一个怯怯的声音从身前响起,吃的满嘴流油的年轻人打了个嗝,渴望的目光在他的饼箱子上流连。
鸢戾天呼吸一窒,脑中响起智脑幸灾乐祸的笑声,于是当没有听见这个问题,硬邦邦地转移话题:
“说说经典力学第二定律在机械动力学中的核心应用,比如该怎么用在机构加速度的计算中?”
两侍卫定住,呆呆望向口吐天言的大将军。
但被问话的年轻人一下子正经起来,他穿的衣服质地粗糙,但洗得很干净,手上有很厚的茧子,掌根和手背皴裂,勉强束起来的头发乱蓬蓬一团,那张脸看着年轻,却风尘仆仆憔悴不堪,可听到问题时,他的眼睛亮的像寒夜的星子。
他沉吟片刻,忘了刚刚讨要胡饼的窘迫,跟着将军开始不讲人话。
鸢戾天听不懂,但智脑随着他的讲述不时啧嘴,最后给了个差强人意的评价,他冲俩侍卫点点头:
“我带他去见陛下。”
两个侍卫一个瞅一个,觉得还是应该提醒一下:
“将军,此人举止鬼祟,言语癫狂,初时竟试图逾墙入宫,被巡守的侍卫一举拿下,虽未持利器,但姿态猖狂,目无尊卑。擅闯大内是死罪,应杖一百以儆效尤,臣等担心此人触犯天威。”
这种罪名的杖一百是往死里打,基本上打十杖下去身子就烂了,剩下九十下纯属鞭尸。
擅闯禁宫是大不敬,随随便便扣个谋逆的帽子不在话下,除非陛下亲临,不然谁也救不了。
可眼前这是大将军...
“没事,陛下没那么小气,有我在呢。”鸢戾天摆摆手,没把这点威胁放心上,见他俩仍有迟疑,于是补了一嘴:
“出了什么事我一力承担。

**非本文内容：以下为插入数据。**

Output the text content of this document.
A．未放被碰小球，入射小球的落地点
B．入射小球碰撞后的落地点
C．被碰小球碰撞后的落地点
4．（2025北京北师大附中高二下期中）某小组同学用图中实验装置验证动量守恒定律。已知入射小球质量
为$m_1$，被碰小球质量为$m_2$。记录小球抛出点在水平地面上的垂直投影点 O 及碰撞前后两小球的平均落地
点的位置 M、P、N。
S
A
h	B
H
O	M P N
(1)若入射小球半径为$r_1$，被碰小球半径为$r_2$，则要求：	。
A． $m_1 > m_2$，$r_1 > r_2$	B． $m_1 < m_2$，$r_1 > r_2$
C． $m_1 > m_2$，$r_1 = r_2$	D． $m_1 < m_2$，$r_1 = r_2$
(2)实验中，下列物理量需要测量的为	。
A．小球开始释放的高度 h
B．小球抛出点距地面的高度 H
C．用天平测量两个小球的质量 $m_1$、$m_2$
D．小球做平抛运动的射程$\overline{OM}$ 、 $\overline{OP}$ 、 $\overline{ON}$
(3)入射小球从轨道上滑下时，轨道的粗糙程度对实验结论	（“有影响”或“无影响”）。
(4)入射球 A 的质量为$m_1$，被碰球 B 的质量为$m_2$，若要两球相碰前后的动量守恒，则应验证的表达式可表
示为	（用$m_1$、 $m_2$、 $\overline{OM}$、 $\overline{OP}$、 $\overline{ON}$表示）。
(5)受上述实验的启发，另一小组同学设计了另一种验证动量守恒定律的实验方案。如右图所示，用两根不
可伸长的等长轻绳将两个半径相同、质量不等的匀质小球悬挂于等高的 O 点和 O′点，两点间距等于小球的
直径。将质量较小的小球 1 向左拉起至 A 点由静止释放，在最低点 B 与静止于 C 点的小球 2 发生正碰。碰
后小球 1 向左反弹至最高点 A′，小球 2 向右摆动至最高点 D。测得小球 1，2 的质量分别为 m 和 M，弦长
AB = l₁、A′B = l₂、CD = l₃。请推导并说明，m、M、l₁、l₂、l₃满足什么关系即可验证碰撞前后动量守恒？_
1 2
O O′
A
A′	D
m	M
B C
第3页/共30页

”
在将军大人的一力担保下,祈年的小命保住了。
他回头看了眼自己差点丧命的地方,侍卫们仍旧原地不动恭送他们远去,然后又眼巴巴看了眼放饼的箱子,不知道该不该开口帮忙,哪有让大人亲自扛东西的?
可这嘴还没张开,脑子就开始指责他自不量力,他摸了摸鼻子,心里有点奇怪,堂堂一个将军,怎么连个侍卫也不带,起码带个帮忙拎包的啊。
而且武将出入宫闱,居然是这么方便的事情吗?
刚那些侍卫也就罢了,怎么进来后连太监宫女都只见礼不见怪啊?
他就这么一路畅通无阻地带他穿过太羲殿,直奔陛下所在的紫宸宫,彼时还有几位中枢大臣在内,气氛严肃得让祈年心头发憷,身前的将军居然就自然而然地带他进去了。
会议被小小地打断,他俩成了众人目光的焦点。
“见过大将军。”殿中三位文官向鸢戾天行礼,鸢戾天略略点了点头,看向龙椅上的裴时济,指着身后面色隐隐发白的祈年:
“这个,我刚刚救下来的,智脑说会好用的。”
会好用的祈年一下子收到了上方来自帝王的审视,他艰难地舔了舔嘴唇,回忆着话本里面学到的礼仪,努力迈出一条还在哆嗦的腿,打算行一个跪拜礼,结果膝盖一软,从跪变成了趴,脑门结结实实磕在地上,咚的一声好大的响。